I’ve been in kind of a funk the last couple weeks, and I’m not sure why. If I did I guess I probably would have done something better to get out of it.
Really, everything is going great. I’ve got nothing to complain about. I’ve got a fun job that puts me in touch with all sorts of really cool people. I live a lifestyle well beyond what I could probably afford if I lived in the US. Right now, I’ve even got the company of a very good old friend until August.
So what’s the problem?
I feel like I’m losing touch with old friends, and it’s happening at a pace faster than I’m making new ones.
Another thing that’s bothered me a little recently is the facebook feed and how it is a constant reminder of the things everybody else is doing, and I am not.
Actually when my friend first arrived here, it was somewhat jarring to suddenly have this constant reminder of all the things I can’t any longer take for granted, but could if I wasn’t here.
Having this constant awareness of what I’m missing is draining. But what’s wrong with me that all I can see in these things are the things that I’m missing. If I pause and think about it just a little longer, as I did a few paragraphs back, I see that while I may be losing access to some things, I am probably making up for it in other ways that are available to me precisely because of the choices I’ve made to end up here.

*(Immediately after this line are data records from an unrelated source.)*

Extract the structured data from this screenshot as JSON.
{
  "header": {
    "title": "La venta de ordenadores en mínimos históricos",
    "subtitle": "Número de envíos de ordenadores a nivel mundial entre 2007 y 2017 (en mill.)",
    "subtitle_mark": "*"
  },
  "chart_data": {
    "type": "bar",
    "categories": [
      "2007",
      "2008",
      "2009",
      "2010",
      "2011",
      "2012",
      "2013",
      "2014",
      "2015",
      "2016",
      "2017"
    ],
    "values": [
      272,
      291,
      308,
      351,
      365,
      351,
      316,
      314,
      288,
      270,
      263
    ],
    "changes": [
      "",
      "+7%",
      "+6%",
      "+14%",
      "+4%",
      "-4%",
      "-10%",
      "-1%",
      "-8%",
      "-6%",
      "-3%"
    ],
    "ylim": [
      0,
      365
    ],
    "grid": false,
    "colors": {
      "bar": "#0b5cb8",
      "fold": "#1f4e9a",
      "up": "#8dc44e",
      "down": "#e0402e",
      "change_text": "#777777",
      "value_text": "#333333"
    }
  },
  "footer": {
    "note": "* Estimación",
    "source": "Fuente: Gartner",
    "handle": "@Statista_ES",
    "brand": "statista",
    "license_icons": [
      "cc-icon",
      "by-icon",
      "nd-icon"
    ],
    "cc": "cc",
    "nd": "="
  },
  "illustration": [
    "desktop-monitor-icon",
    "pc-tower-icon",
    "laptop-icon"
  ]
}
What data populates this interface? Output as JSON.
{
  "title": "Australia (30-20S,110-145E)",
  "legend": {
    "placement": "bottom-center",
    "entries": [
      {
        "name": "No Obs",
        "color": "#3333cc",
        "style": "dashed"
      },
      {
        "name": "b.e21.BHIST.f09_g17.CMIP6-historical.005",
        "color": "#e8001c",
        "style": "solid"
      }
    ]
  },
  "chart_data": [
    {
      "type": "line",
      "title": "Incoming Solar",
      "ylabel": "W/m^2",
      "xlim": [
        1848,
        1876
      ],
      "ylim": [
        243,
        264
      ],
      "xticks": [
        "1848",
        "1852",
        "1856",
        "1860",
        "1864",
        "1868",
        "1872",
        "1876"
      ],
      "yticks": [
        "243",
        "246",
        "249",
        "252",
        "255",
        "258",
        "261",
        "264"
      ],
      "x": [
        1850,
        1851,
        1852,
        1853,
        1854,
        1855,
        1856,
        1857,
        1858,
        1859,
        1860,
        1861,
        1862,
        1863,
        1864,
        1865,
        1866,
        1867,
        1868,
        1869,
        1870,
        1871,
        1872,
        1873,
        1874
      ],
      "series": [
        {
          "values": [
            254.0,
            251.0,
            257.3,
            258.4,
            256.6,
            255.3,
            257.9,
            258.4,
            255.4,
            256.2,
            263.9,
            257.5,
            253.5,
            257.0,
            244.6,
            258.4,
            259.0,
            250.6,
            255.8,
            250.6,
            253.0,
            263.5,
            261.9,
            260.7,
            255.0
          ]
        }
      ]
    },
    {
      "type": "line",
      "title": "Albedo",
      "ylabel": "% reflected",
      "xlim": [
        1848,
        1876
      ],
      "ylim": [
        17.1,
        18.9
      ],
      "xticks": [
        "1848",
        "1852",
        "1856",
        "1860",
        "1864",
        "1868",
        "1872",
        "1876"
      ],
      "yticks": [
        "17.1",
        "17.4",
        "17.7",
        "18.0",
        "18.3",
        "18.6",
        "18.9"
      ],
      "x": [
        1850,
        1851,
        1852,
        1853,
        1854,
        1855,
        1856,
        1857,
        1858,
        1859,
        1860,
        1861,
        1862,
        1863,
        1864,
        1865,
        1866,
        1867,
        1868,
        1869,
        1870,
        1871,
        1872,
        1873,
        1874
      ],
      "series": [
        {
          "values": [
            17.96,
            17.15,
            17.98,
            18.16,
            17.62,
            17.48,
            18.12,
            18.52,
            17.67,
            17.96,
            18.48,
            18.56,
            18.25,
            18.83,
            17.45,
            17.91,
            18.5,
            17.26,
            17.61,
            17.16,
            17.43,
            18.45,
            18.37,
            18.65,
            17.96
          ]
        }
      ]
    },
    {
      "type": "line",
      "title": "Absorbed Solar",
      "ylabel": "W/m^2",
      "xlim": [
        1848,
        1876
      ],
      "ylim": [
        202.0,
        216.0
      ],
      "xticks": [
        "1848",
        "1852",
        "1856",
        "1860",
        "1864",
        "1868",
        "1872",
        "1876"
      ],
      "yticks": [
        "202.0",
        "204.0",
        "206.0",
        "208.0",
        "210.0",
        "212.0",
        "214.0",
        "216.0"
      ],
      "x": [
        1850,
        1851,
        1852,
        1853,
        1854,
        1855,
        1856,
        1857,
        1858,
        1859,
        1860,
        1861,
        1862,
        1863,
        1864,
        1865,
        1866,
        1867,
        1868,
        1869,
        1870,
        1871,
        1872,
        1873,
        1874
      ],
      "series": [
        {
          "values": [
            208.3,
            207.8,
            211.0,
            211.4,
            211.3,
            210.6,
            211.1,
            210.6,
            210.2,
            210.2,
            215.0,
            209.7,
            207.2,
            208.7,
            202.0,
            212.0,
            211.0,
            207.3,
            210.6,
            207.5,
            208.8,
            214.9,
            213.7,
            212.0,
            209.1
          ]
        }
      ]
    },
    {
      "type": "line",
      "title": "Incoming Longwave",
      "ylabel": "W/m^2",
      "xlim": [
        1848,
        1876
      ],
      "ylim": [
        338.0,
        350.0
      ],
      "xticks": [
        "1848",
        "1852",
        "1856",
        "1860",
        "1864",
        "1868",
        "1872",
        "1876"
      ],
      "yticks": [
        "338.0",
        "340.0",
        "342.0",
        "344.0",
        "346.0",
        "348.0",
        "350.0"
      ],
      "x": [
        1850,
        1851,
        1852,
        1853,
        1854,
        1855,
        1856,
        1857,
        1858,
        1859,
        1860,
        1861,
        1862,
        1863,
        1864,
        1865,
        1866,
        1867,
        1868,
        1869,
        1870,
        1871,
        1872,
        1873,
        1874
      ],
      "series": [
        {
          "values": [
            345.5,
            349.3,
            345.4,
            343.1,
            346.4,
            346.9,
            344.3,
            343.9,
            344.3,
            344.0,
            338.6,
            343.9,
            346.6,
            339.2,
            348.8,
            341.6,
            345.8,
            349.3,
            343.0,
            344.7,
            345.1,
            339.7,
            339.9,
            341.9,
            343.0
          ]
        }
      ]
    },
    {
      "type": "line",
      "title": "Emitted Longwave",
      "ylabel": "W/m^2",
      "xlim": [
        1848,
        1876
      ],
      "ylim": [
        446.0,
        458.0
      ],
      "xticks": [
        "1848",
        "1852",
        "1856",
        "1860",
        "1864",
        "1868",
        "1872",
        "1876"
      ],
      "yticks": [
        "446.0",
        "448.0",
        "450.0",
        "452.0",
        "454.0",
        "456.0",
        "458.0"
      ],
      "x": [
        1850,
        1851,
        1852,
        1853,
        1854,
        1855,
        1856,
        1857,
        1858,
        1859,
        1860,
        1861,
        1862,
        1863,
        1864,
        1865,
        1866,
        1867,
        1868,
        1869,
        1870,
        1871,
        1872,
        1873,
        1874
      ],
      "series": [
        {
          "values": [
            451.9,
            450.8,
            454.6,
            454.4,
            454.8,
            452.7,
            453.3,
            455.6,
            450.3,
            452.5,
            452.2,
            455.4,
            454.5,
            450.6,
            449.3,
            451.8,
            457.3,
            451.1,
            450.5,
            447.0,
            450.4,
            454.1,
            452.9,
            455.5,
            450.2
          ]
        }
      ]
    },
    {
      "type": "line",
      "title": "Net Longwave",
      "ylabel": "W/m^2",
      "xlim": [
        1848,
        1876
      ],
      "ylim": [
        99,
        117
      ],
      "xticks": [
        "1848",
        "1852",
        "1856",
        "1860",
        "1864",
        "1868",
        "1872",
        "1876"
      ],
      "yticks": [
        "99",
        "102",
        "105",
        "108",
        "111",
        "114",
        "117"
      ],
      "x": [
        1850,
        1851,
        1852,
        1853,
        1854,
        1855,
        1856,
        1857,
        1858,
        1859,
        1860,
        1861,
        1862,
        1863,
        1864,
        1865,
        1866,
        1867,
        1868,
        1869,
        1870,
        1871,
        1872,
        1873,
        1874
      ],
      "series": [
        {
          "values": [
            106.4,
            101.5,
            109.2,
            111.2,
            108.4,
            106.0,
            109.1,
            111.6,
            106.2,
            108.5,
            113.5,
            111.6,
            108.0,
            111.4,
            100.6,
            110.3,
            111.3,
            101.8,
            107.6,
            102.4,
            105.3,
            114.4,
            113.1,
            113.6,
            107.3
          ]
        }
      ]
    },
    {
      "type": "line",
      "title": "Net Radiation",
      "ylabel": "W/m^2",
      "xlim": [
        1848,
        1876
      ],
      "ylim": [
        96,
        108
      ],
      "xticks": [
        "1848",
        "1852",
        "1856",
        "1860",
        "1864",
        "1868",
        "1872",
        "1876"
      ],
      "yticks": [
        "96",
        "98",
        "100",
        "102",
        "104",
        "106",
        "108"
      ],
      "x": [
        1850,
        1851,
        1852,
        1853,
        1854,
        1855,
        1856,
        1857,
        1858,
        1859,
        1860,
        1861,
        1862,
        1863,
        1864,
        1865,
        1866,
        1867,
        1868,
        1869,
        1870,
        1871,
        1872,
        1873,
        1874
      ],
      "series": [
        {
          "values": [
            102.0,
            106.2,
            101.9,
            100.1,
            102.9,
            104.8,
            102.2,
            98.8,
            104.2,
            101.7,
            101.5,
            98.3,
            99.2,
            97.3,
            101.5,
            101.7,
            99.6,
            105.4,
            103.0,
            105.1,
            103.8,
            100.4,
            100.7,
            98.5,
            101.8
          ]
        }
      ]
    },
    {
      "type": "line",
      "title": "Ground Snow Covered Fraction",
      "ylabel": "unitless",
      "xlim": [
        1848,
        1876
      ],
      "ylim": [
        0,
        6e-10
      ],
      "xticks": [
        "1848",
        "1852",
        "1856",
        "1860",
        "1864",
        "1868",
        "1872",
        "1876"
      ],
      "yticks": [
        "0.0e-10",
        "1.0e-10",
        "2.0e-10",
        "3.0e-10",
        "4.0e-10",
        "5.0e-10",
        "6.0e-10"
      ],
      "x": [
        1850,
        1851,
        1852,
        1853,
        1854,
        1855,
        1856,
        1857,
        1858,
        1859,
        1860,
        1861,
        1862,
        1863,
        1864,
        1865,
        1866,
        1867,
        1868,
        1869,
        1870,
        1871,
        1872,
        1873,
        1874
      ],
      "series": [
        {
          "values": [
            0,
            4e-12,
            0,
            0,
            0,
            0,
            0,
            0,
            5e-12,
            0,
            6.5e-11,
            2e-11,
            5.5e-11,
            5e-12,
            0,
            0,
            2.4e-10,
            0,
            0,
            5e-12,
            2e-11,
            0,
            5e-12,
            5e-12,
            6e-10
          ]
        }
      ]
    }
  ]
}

Maybe if I find something better to do with those precious few hours between getting home and going to sleep I’ll feel more of a sense of satisfaction. As it is, catching up on old TV shows just isn’t that rewarding, because even when I do, unlike before, it’s just not the same social experience to talk about them after, anymore.
2 responses so far ↓
1 sirtobi // Jun 11, 2007 at 9:11 am
Hm I know that kinda mood…
here is a cheer-upper, just to remind u why life in China is great, nevermind the few German bits
http://www.chinglish.de/
2 jerry // Jun 18, 2007 at 11:18 am
well comrade, i think it’s about time you returned to the states. we’ll have a few drinks and talk about the good ole days when mao and chiang were still poker buddies.